He saw her again, so quiet, so ready to listen and learn, so modest, and yet with a humour and sense of appreciation that had promised well for the future. A child—an ignorant, charming, uneducated child, that is what she had seemed. He admitted now that his heart, always too soft and too gentle perhaps, had been touched beyond wisdom. She had seemed to need just the protection and advice that he had been fitted to give her. Then, as though in the darkness of the night, the change had been made; from the moment of entering into Skeaton there had been a new Maggie. He could not tell himself, because he was not a man clever at psychology, in what the change consisted. Had he been pressed he would have said perhaps that he had known the old Maggie intimately, that nothing that she could say or do astonished him, but that this new Maggie was altogether a stranger. Time had not altered that; with the passing months he had known her less and less. Why, at their first meeting long ago in Katherine's house he had known her better than he knew her now. He traced the steps of their history in Skeaton; she had eluded him always, never allowing him to hold her for more than a moment, vanishing and appearing again, fantastic, in some strange lighted distance, hurting him and disappointing him ... He stopped in his walk, bewildered. He saw, with a sudden flash, that she had never appeared so fascinating to him as when she had been strangest. He saw it now at the moment when she seemed more darkly strange, more sinister and dangerous than ever before.

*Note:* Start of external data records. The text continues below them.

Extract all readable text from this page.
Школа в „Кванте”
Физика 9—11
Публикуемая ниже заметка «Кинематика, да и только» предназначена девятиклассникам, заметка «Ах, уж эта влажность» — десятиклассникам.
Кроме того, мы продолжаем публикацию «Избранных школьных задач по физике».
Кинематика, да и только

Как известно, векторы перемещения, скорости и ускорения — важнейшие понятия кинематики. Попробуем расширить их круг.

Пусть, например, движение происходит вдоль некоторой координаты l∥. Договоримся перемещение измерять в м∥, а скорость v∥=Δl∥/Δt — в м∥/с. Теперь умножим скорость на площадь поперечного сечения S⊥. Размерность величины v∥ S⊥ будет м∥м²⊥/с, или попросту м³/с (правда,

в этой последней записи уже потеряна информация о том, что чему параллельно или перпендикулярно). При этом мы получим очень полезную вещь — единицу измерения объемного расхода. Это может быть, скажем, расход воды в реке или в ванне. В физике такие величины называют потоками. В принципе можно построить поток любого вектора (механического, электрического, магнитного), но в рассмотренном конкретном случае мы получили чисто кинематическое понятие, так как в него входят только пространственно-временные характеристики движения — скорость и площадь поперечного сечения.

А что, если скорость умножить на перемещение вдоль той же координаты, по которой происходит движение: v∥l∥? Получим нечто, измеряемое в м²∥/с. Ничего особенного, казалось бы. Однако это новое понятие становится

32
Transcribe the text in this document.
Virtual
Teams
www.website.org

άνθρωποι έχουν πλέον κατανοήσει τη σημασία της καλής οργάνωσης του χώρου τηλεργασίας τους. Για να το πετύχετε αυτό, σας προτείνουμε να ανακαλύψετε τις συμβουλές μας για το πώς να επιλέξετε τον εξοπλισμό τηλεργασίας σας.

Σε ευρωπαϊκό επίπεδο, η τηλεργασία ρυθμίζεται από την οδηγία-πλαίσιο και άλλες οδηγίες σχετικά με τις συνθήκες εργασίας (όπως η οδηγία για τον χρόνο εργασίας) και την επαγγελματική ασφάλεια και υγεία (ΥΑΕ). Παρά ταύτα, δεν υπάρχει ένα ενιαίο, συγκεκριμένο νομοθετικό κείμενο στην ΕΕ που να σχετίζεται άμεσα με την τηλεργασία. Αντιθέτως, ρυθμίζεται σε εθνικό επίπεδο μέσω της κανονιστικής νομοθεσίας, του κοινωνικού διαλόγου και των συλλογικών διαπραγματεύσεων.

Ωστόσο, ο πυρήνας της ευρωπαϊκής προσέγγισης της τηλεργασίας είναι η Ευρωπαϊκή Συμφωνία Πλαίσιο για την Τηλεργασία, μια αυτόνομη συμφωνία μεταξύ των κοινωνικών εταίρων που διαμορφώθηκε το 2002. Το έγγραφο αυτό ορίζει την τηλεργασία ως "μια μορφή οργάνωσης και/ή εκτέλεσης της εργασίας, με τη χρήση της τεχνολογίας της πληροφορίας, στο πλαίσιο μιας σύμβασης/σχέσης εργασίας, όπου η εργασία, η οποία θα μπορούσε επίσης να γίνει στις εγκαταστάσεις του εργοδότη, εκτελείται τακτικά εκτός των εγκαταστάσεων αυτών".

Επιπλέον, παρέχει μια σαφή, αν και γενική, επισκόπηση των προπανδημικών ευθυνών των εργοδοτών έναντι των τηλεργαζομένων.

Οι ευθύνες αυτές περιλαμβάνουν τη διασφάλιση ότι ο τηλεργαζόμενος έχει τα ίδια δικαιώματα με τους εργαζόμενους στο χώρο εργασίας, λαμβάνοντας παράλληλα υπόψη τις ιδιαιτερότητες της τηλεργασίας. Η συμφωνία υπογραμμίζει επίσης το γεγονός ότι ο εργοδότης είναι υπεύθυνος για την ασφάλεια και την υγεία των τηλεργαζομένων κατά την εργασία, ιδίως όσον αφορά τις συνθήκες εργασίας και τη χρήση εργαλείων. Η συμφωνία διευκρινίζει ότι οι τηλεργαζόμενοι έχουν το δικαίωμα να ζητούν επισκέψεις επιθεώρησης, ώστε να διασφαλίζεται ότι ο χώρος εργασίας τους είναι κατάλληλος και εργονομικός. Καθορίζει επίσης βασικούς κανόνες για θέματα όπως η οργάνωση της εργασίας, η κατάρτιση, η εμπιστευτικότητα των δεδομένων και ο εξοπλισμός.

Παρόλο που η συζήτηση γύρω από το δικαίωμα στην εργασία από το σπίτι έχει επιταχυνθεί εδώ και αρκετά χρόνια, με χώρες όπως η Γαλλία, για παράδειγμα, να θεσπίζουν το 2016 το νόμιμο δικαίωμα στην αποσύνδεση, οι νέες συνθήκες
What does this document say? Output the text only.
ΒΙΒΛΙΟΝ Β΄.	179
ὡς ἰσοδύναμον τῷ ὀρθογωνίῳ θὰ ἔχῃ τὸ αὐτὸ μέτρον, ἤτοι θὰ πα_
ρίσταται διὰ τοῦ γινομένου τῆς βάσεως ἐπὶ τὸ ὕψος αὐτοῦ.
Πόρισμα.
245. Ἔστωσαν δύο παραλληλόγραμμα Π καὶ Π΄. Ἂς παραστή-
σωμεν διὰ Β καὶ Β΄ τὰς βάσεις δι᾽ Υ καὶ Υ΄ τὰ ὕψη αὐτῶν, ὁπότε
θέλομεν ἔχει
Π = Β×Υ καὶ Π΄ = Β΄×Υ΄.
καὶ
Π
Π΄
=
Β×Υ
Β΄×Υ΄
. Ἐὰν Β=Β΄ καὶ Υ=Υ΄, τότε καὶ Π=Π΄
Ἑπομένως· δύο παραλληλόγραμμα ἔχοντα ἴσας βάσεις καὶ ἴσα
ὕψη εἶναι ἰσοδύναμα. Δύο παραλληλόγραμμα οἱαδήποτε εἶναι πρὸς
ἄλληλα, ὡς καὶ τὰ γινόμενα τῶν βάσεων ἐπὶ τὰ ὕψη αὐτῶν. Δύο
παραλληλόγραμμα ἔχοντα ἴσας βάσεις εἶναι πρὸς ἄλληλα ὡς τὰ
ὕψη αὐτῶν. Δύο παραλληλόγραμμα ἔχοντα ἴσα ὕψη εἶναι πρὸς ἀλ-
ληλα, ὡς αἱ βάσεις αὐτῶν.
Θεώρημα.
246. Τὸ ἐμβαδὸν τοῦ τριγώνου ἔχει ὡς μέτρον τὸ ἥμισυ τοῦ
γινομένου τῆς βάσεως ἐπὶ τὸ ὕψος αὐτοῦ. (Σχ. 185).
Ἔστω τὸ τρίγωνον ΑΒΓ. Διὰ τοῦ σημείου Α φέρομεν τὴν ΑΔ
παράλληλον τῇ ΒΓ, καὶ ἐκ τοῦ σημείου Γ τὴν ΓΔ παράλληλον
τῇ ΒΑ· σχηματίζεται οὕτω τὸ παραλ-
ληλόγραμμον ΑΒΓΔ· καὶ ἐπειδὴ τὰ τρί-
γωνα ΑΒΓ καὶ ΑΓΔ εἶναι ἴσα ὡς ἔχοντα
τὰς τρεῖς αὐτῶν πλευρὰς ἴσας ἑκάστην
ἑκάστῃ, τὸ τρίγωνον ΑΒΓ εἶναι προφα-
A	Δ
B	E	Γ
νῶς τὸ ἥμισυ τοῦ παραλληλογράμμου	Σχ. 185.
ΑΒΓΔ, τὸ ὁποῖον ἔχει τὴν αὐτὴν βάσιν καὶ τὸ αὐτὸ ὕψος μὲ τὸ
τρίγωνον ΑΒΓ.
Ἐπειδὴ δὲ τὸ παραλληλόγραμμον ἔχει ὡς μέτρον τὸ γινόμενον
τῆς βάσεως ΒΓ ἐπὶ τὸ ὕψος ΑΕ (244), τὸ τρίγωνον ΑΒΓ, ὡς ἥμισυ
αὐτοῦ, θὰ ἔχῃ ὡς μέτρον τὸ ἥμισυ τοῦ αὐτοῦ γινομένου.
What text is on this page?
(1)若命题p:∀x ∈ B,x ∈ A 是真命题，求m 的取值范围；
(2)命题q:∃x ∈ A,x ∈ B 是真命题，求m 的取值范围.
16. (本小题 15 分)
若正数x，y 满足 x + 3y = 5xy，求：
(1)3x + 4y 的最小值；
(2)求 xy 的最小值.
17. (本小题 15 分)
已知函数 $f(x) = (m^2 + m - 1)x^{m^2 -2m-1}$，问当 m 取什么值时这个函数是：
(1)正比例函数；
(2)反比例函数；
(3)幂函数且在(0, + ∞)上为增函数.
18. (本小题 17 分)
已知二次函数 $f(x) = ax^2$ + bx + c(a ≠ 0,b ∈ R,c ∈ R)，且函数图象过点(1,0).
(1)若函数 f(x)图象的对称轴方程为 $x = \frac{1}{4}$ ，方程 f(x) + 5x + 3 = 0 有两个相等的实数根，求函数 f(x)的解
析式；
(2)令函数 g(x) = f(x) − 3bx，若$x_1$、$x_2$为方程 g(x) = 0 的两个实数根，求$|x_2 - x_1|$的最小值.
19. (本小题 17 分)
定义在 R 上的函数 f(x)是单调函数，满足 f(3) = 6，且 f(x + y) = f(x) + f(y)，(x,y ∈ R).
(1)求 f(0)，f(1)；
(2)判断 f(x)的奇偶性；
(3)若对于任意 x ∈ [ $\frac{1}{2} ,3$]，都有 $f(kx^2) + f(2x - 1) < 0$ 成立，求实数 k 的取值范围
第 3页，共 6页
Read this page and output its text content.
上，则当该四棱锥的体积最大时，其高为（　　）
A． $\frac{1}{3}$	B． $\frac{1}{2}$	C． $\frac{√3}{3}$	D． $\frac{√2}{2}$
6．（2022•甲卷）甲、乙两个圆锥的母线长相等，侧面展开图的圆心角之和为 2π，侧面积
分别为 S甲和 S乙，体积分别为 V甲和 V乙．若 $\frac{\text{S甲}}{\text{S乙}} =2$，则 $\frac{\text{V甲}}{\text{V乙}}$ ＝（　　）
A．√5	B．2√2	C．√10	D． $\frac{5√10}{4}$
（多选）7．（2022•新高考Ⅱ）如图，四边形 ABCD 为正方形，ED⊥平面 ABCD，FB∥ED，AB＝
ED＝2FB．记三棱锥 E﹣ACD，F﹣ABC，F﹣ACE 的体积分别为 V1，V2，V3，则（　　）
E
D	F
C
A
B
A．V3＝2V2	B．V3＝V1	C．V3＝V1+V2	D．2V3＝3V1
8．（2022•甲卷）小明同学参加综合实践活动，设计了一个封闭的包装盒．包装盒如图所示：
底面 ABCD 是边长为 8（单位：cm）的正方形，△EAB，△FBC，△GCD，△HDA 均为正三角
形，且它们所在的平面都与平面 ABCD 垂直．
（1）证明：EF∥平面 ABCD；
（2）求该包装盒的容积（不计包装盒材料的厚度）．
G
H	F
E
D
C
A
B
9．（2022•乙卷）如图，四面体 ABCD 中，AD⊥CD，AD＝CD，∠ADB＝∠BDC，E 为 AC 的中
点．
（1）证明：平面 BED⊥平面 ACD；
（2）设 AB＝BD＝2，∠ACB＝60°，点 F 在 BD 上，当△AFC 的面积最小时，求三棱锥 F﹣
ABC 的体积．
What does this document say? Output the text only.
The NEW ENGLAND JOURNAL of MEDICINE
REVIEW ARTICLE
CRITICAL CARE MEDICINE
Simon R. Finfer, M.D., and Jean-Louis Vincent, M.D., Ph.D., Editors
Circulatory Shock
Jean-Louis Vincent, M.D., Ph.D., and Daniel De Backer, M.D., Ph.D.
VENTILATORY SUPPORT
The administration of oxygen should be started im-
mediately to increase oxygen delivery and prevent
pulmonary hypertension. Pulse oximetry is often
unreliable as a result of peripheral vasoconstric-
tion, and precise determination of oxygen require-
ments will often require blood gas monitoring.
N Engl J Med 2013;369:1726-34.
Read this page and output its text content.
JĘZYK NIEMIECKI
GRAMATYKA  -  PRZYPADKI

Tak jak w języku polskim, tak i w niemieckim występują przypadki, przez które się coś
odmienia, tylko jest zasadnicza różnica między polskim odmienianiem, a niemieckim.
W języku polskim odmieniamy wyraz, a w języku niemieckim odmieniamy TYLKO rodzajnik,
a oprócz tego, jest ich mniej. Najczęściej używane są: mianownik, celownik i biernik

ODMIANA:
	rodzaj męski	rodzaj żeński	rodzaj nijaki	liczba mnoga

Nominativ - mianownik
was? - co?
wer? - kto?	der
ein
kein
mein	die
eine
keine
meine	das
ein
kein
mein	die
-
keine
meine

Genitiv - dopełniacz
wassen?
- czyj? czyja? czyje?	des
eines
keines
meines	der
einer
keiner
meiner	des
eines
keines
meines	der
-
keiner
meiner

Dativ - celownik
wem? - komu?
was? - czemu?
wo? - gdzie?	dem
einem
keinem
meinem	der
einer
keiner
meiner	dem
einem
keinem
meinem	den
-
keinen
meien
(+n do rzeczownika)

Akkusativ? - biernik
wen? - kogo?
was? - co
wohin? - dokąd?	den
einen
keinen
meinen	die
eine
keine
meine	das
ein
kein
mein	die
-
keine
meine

He realised, too, at the same sharp moment the conflict in which he was engaged. On the one side was all his life, his sloth and ease and comfort, his religion, his good name, his easy intercourse with his fellow-men, Grace, intellectual laziness, acceptance of things as they most easily are, Skeaton, regular meals, good drainage, moral, physical and spiritual, a good funeral and a favourable obituary in The Skeaton Times. On the other hand unrest, ill-health, separation from Grace, an elusive and never-to-be-satisfied pursuit, scandal and possible loss of religion, unhappiness ... At least it was to his credit that he realised the conflict; it is even further to his credit that he grasped and admitted the hopelessness of it. He knew which way he would go; even now he was tired with the thought of the struggle; he sank into his shabby chair with a sigh of weariness; his hand stretched out instinctively for an easy volume. But oh, Maggie! how strange and fascinating at that moment she appeared to him, with her odd silences, her flashes of startled surprise, her sense of being half the day in another world, her kindness to him and then her sudden terror of him, her ignorance and then the conviction that she gave suddenly to him that she knew more than he would ever know, above all, the way that some dark spirit deep down in him supported her wild rebellions, her irreverences, her irreligion, her scorn of tradition. Oh! she was a witch! Grace's word for her was right, but not Grace's sense of it. The more Grace was shocked the more tempting to him the witch became. It had seemed to him, that day in Katherine's drawing-room, so slight a thing when she had said that she did not love him, he had no doubt but that he could change that. How could a child, so raw and ignorant, resist such a man? And yet she had resisted. That resistance had been at the root of the trouble. Whichever way things went now, he was a defeated man.

The door opened and Grace came in. Looking at her he realised that she would never understand the struggle through which he had been timorously wading, and saw that she was further away from him than she had ever been before. He blamed her too. She had had no right to refuse that man to Maggie. Had she allowed Maggie to see him none of this might have occurred. The man was a forger and would, had he lived, have gone to prison, but there would not then have been the same open scandal. No, he blamed Grace. It might be that their old absolutely confident intimacy would never be renewed. He felt cold and lonely. He bent forward, putting some coal on the fire, breaking it up into a cheerful blaze. Then he looked up at her, and his heart was touched. She looked to-day an old woman. Her hair was untidy and her face was dull grey in colour. Her eyes moved restlessly round the room, wandering from picture to picture, from the mantelpiece to the chairs, from the chairs to the book-shelves, as though she sought in the sight of these well-remembered things some defence and security.

"Is your head better?" he asked her, not meeting her eyes, because the dull pain in them disturbed him.

"Not much," she said. "It's very bad, my head. I've taken aspirin. I didn't eat anything yesterday. Nothing at all except some bread and milk, and very little of that ... I couldn't finish it. I felt I'd be sick. I said to Emily, 'Emily, if I eat any more of that I'll be sick,' and Emily advised me not to touch it. What I mean is that if I'd eaten any more I'd have been really sick—at least that's what I felt like."

Her restless eyes came suddenly to a jerking pause as though some one had caught and gripped them. She was suddenly dramatic. "Oh. Paul, what are we going to do?" she cried.

Paul was irritated by that. He hated to be asked direct questions as to policy.

"What do you mean what are we going to do?" he asked.

"Why, about this—about everything. We shall have to leave Skeaton, you know. Fancy what people are saying!"

Suddenly, as though the thought of the scandal was too much for her, her knees gave way and she flopped into a chair.